Installing and configuring
Contents
Installing and configuring#
PyCPT 2 can be installed on Linux and Mac computers by following these instructions.
The full software documentation can be found here: https://iri-pycpt.github.io.
Note
Although PyCPT 2 is designed to run natively on Windows computers, this option is not yet avaiable and Windows users should either install Windows Subsystem for Linux (WSL), or use a virtual machine such as Virtual Box.
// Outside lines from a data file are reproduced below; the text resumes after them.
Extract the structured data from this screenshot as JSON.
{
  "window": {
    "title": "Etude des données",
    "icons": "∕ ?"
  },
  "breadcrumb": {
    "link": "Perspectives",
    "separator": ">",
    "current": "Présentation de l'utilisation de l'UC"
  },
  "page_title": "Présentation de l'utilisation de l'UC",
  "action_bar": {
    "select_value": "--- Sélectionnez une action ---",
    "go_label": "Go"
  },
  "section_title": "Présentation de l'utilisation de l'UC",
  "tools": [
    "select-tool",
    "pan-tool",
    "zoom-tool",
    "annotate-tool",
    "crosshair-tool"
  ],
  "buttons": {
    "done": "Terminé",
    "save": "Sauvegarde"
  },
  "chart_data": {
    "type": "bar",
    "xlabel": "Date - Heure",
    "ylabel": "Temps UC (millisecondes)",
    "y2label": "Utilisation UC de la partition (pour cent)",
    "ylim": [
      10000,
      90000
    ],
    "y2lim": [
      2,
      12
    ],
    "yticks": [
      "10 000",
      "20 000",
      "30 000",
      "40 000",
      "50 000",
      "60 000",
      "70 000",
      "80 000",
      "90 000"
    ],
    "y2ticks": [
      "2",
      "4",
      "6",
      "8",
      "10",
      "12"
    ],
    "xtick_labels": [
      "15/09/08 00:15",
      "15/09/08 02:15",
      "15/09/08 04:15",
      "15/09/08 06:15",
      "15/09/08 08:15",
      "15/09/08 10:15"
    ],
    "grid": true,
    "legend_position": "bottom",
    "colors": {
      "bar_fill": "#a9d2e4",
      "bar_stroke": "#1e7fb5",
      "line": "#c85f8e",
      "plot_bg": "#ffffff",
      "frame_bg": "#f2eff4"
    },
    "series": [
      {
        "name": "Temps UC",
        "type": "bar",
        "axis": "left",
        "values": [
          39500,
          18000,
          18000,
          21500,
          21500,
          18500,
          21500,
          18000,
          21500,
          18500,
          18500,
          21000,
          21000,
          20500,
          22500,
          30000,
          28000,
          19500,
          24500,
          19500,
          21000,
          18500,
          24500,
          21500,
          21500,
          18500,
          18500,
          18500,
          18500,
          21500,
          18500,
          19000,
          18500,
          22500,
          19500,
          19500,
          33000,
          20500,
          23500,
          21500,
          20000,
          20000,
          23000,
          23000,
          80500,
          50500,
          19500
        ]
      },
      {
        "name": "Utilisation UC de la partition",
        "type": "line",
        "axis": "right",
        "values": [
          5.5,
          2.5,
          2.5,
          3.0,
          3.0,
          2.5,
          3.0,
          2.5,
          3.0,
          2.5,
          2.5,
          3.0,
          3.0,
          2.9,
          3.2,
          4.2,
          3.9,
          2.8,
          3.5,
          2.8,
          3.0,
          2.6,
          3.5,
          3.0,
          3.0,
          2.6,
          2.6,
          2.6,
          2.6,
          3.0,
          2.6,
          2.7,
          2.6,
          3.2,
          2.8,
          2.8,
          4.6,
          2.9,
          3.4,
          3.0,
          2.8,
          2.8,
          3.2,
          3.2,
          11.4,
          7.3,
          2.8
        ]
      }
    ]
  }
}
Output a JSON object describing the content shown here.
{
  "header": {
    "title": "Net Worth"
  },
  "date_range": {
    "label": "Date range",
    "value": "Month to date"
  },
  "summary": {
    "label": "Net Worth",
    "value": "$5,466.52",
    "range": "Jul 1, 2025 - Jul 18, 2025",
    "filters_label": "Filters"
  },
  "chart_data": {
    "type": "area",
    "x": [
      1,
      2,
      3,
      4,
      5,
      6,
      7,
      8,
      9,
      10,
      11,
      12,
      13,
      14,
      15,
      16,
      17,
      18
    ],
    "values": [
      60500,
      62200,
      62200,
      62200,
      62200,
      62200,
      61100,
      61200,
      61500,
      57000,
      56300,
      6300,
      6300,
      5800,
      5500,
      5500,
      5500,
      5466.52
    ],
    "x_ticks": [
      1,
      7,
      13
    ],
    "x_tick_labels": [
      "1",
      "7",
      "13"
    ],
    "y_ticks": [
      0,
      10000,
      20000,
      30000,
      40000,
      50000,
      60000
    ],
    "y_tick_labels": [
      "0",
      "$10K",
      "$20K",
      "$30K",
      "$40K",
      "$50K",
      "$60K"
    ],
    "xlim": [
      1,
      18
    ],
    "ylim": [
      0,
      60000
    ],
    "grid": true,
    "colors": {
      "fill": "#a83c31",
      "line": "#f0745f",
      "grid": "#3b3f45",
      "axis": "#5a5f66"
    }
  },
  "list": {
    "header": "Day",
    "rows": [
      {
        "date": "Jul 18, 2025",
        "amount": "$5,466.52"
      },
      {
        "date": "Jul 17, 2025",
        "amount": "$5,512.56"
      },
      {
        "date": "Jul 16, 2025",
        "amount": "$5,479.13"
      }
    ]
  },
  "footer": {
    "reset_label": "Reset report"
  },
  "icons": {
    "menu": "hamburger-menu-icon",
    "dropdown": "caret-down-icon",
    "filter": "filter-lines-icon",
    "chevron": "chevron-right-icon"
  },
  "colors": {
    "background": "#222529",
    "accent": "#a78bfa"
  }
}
Please see these instructions for installtion of PyCPT 2 on WSL.
The PyCPT 2 workflow consists of the following steps, which we will illustrate using a West Africa precipitation example:
name a case directory for your results
choose the desired MOS technique (CCA or PCR)
select the GCM predictor and observational predictand datasets from IRI Data Library
set the parameters for the analysis (predictor & predictand spatial domains, forecast initialization month and target season, and hindcast period for regression model fitting
for each GCM hindcast set, fit the regression model over the common hindcast period
plot cross-validated deterministic skill scores for each GCM for CPT model validation
plot the CCA and/or EOF modes and check for physical consistency
if needed, adjust the predictor domain, the maximum number of EOF/CCA modes allowed, and other parameters including any transformation the predictand data, dry mask etc.
select the subset of GCMs to include in the multi-model combination (MME)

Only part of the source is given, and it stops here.